Current Reviews


Zatanna #3

Posted: Thursday, July 22, 2010
By: Robert Tacopina

Paul Dini
Stephane Roux, Pat Brosseau (i), John Kalisz (c)
DC Comics
“Night on Devil Mountain”

Reading this issue of Zatanna made me sit back afterward and think of what DC is aiming for with this series. As of right now it just appears that the goal is to let writer Paul Dini toy around and try to find something that resonates with the readers. Unfortunately, the character is a one-dimensional figure. I love Zatanna, but it is true. She works well within the confines of a team group like the Justice League but when you set her on her own you begin to realize there just isn’t much to go on.

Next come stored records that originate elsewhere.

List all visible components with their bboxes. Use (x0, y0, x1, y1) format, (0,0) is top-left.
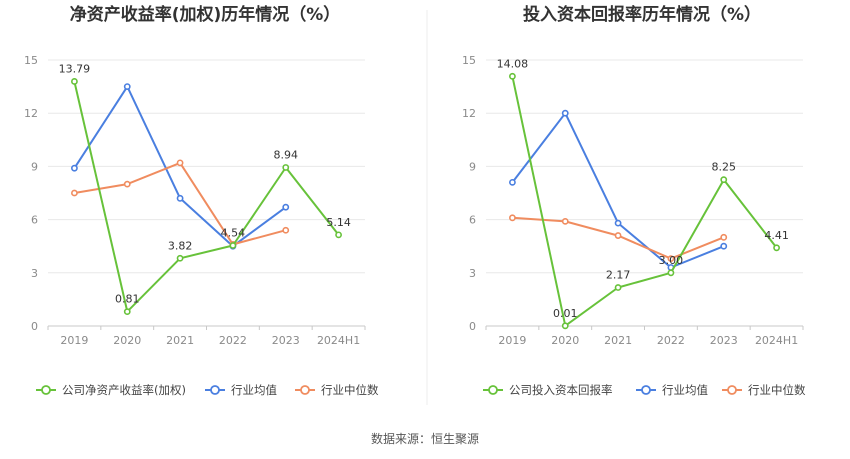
chart-panel-2: 投入资本回报率历年情况（%） 0 3 6 9 12 15 2019 2020 2021 2022 20… (462, 4, 806, 397)
chart-title: 投入资本回报率历年情况（%） (523, 4, 761, 25)
legend-swatch-marker (488, 385, 498, 395)
data-label: 8.94 (274, 148, 299, 161)
legend-label: 行业均值 (231, 383, 277, 397)
data-point-avg (123, 83, 131, 90)
chart-title: 净资产收益率(加权)历年情况（%） (70, 4, 341, 25)
x-tick-label: 2023 (272, 334, 300, 347)
data-point-avg (614, 219, 622, 227)
data-label: 3.82 (168, 239, 193, 252)
legend-label: 公司投入资本回报率 (509, 383, 613, 397)
data-label: 0.81 (115, 293, 140, 306)
series-line-company (73, 81, 340, 313)
series-line-median (74, 161, 287, 246)
series-line-avg (511, 112, 725, 269)
x-tick-label: 2020 (113, 334, 141, 347)
data-label: 4.41 (764, 229, 789, 242)
y-tick-label: 0 (31, 320, 38, 333)
data-point-median (720, 233, 728, 241)
data-label: 3.00 (659, 254, 684, 267)
data-point-company (614, 284, 622, 291)
y-tick-label: 15 (24, 54, 38, 67)
legend-swatch-marker (727, 385, 737, 395)
data-point-company (773, 244, 780, 252)
data-point-avg (509, 178, 516, 186)
data-point-company (123, 308, 131, 316)
data-point-avg (71, 164, 78, 172)
y-tick-label: 6 (469, 214, 476, 227)
y-tick-label: 3 (31, 267, 38, 280)
data-label: 5.14 (326, 216, 351, 229)
y-tick-label: 12 (462, 107, 476, 120)
y-tick-label: 3 (469, 267, 476, 280)
data-point-median (282, 226, 290, 234)
x-tick-label: 2023 (710, 334, 738, 347)
data-point-company (720, 176, 728, 184)
legend-swatch-marker (300, 385, 310, 395)
legend-item-median: 行业中位数 (722, 383, 806, 397)
data-point-median (123, 180, 131, 188)
data-label: 4.54 (221, 226, 246, 239)
data-point-company (282, 164, 290, 171)
data-point-median (176, 159, 184, 167)
x-tick-label: 2020 (551, 334, 579, 347)
legend-item-company: 公司净资产收益率(加权) (36, 383, 186, 397)
data-point-company (229, 242, 237, 249)
legend-item-avg: 行业均值 (205, 383, 277, 397)
data-label: 0.01 (553, 307, 578, 320)
legend-item-company: 公司投入资本回报率 (483, 383, 613, 397)
data-point-avg (561, 109, 569, 117)
x-tick-label: 2019 (60, 334, 88, 347)
legend-label: 行业中位数 (321, 383, 379, 397)
x-tick-label: 2022 (657, 334, 685, 347)
x-tick-label: 2021 (166, 334, 194, 347)
data-point-avg (720, 242, 728, 250)
y-tick-label: 6 (31, 214, 38, 227)
y-tick-label: 15 (462, 54, 476, 67)
legend-swatch-marker (641, 385, 651, 395)
legend-item-median: 行业中位数 (295, 383, 379, 397)
data-label: 2.17 (606, 269, 631, 282)
x-tick-label: 2024H1 (755, 334, 798, 347)
legend-swatch-marker (41, 385, 51, 395)
legend-swatch-marker (210, 385, 220, 395)
data-label: 8.25 (712, 161, 737, 174)
data-point-median (71, 189, 78, 197)
data-source-label: 数据来源：恒生聚源 (371, 431, 479, 446)
data-label: 14.08 (497, 57, 529, 70)
x-tick-label: 2021 (604, 334, 632, 347)
data-point-avg (176, 194, 184, 202)
legend-item-avg: 行业均值 (636, 383, 708, 397)
legend-label: 行业中位数 (748, 383, 806, 397)
x-tick-label: 2024H1 (317, 334, 360, 347)
chart-panel-1: 净资产收益率(加权)历年情况（%） 0 3 6 9 12 15 2019 2020 2021 202… (24, 4, 379, 397)
data-label: 13.79 (59, 62, 91, 75)
data-point-company (71, 78, 78, 85)
series-line-company (511, 76, 778, 327)
data-point-median (614, 232, 622, 239)
data-point-company (335, 231, 342, 239)
legend-label: 行业均值 (662, 383, 708, 397)
data-point-median (667, 255, 675, 263)
y-tick-label: 0 (469, 320, 476, 333)
data-point-company (561, 322, 569, 330)
data-point-avg (282, 203, 290, 211)
legend-label: 公司净资产收益率(加权) (62, 383, 186, 397)
data-point-company (667, 269, 675, 277)
x-tick-label: 2022 (219, 334, 247, 347)
data-point-median (561, 217, 569, 225)
y-tick-label: 12 (24, 107, 38, 120)
data-point-company (176, 254, 184, 262)
data-point-median (509, 214, 516, 222)
y-tick-label: 9 (469, 160, 476, 173)
y-tick-label: 9 (31, 160, 38, 173)
x-tick-label: 2019 (498, 334, 526, 347)
data-point-company (509, 72, 516, 80)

Paul Dini tries admirably to churn out a engaging story but it just came across as so ho-hum and cliché. The setting was a generic one consisting of Zatanna against the forces of Brother Night, a cult leader who has essentially sold his soul to gain the power of black magic. The reveal of how Night obtained his powers was interesting, however it is in the confrontations where Dini stumbled more oft than not. Between a rather boring face-off Zatanna gains the upper hand but, behold, as Brother Night pulls out his ace in the hole of DA-DUM-DUM dear old Dad John Zatara! How many times is Zatanna going to face off against her dead father? It doesn’t help when your main character is a magician who has to resort to speaking spells backwards to drag the story down further. When used sparingly, it is tolerable, but to have a whole comic like this is frustrating since every other spell is “dleihs em” or “tcetorp em.” I was ready to say “wercs siht” midway through the issue.

The real detractor to the story is the art team which just seems like a wrong fit for this title and the mood you would expect it to have. Stephane Roux does a decent enough job but when coupled with colorist John Kalisz it all comes across as to cartoon-like for what I would want from a title like this. In my mind this book should have a darker feel and a more detailed style of pencils. You want to set the ambiance with a grittier visual presentation that will give the reader a sense of fear. For me, that is what this book should strive to be--something almost on the fringe of horror as the character herself is a magician and expectedly would have to deal with the dark and frightening elements that would fall in perfectly with the horror genre.

As it is I just can’t whole heartedly invest into the solo adventures of Zatanna despite the fact that I really do like the character herself. Dini is a good enough writer to be able to work out the few kinks I found in this offering. He needs to better utilize the magical aspect of the spells and the accompanying incantations primarily. Personally, I think someone along the lines of a Grant Morrison would have much better success with this type of book. However, I do think there needs to be an artistic change though to make this a premier book. I do know that the next couple of issues at least will have a different artist. I sincerely hope that they can find the appropriate tone. Right now I am sticking with this solely for the fact that I am fascinated with Zatanna Zatara. If things stay this stagnant much longer I will be jumping ship faster then you can say “ominoreg!”